Luasan ruang terbuka hijau di Jakarta masih jauh dari yang disyaratkan Undang-Undang Nomor 26 Tahun 2007 tentang Penataan Ruang. Aturan tersebut mengharuskan setiap wilayah kota atau kabupaten di Indonesia memiliki paling sedikit 30 persen ruang terbuka hijau dari total luas wilayah. Oleh karena itu, potensi ruang terbuka hijau perlu digali agar muncul kesadaran pemerintah dan masyarakat untuk terus menambah luasannya.
Saat ini, Provinsi DKI Jakarta hanya memiliki lebih kurang 9 persen ruang terbuka hijau (RTH) dari total luas wilayahnya. Luasan RTH sebesar 30 persen seperti yang diatur undang-undang adalah syarat minimum untuk menjamin keseimbangan ekosistem sebuah kota. Di dalamnya, keseimbangan sistem hidrologi yang berkaitan erat dengan banjir dan peningkatan ketersediaan udara bersih. Melihat kondisi tersebut, Jakarta sebenarnya jauh dari posisi ideal.

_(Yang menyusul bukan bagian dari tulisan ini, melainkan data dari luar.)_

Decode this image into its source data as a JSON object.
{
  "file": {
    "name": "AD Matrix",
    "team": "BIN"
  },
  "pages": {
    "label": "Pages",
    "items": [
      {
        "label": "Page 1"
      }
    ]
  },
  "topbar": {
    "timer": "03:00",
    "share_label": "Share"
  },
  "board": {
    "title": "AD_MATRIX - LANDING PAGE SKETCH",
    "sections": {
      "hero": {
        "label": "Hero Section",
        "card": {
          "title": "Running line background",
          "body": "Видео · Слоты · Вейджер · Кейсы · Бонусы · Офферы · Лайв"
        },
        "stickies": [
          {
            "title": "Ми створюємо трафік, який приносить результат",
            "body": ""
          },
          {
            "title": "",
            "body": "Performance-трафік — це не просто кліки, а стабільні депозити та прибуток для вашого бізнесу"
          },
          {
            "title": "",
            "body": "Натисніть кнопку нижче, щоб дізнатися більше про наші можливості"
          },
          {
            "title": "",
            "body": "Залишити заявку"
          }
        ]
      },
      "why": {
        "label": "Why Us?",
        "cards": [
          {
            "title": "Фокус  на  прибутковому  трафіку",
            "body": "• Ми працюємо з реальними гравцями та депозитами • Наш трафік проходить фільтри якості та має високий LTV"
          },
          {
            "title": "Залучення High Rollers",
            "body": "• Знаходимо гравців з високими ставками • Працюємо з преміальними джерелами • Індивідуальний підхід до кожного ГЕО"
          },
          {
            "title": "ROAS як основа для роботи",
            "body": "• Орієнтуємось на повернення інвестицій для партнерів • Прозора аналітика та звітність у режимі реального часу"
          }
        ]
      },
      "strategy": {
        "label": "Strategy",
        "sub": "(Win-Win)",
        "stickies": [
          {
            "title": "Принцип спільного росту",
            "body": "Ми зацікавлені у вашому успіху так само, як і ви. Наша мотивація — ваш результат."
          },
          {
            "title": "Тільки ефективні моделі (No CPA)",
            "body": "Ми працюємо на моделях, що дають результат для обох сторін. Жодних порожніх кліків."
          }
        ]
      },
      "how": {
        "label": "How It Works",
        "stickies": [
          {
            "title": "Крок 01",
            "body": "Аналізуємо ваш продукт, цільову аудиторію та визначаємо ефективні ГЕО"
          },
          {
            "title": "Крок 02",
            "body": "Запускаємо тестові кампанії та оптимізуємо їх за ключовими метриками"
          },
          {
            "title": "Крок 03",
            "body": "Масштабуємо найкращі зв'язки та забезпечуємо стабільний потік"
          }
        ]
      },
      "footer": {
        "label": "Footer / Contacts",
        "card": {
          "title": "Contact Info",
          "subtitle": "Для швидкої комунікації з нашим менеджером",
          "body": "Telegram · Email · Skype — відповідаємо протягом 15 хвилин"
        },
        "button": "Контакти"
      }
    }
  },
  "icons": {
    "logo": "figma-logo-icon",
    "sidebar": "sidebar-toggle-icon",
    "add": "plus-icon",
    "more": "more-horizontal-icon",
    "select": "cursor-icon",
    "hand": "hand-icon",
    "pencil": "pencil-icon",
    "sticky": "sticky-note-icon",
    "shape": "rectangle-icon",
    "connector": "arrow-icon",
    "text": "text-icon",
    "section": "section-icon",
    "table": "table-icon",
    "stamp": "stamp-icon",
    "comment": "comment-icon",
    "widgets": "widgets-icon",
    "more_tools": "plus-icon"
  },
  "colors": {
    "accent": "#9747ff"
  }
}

Beberapa waktu lalu, Yayasan Keanekaragaman Hayati Indonesia (Kehati) melalui Biodiversity Warriors bekerja sama dengan Komunitas Peta Hijau Jakarta Fakultas Biologi Universitas Nasional dan beberapa organisasi yang lain ingin melihat kembali potensi yang dimiliki ruang terbuka hijau di Jakarta melalui kegiatan Cap(na)ture. Kegiatan ini adalah upaya memperbarui peta hijau di Jakarta yang telah dibuat beberapa tahun yang lalu. Melalui peta tersebut, digali potensi keanekaragaman hayatinya.
Meskipun menjadi salah satu kota yang memiliki polusi cukup tinggi, Ibu Kota negara ini seharusnya masih menyimpan beragam spesies unik dan menarik di ruang-ruang terbuka hijaunya. ”Melalui kegiatan tersebut, diharapkan muncul apresiasi masyarakat terhadap ruang terbuka hijau sehingga ada kesadaran untuk menjaga, bahkan menambah luasannya,” kata Direktur Komunikasi dan Penggalangan Sumber Daya Yayasan Kehati Sinaryatie Saloh.
Keanekaragaman hayati yang masih tersimpan di ruang terbuka hijau Jakarta dapat menjadi daya tarik bagi masyarakat untuk datang dan memanfaatkannya secara positif. Selain itu, hal tersebut juga bisa menjadi pengingat bagi pemerintah untuk dapat menambah luasan ruang terbuka hijau.
Sebagai kegiatan awal Cap(na)ture, panitia mengadakan lokakarya ”Geledah Jakarta, Menguak Potensi Keanekaragaman Hayati Ibu Kota” di Universitas Nasional, Jakarta.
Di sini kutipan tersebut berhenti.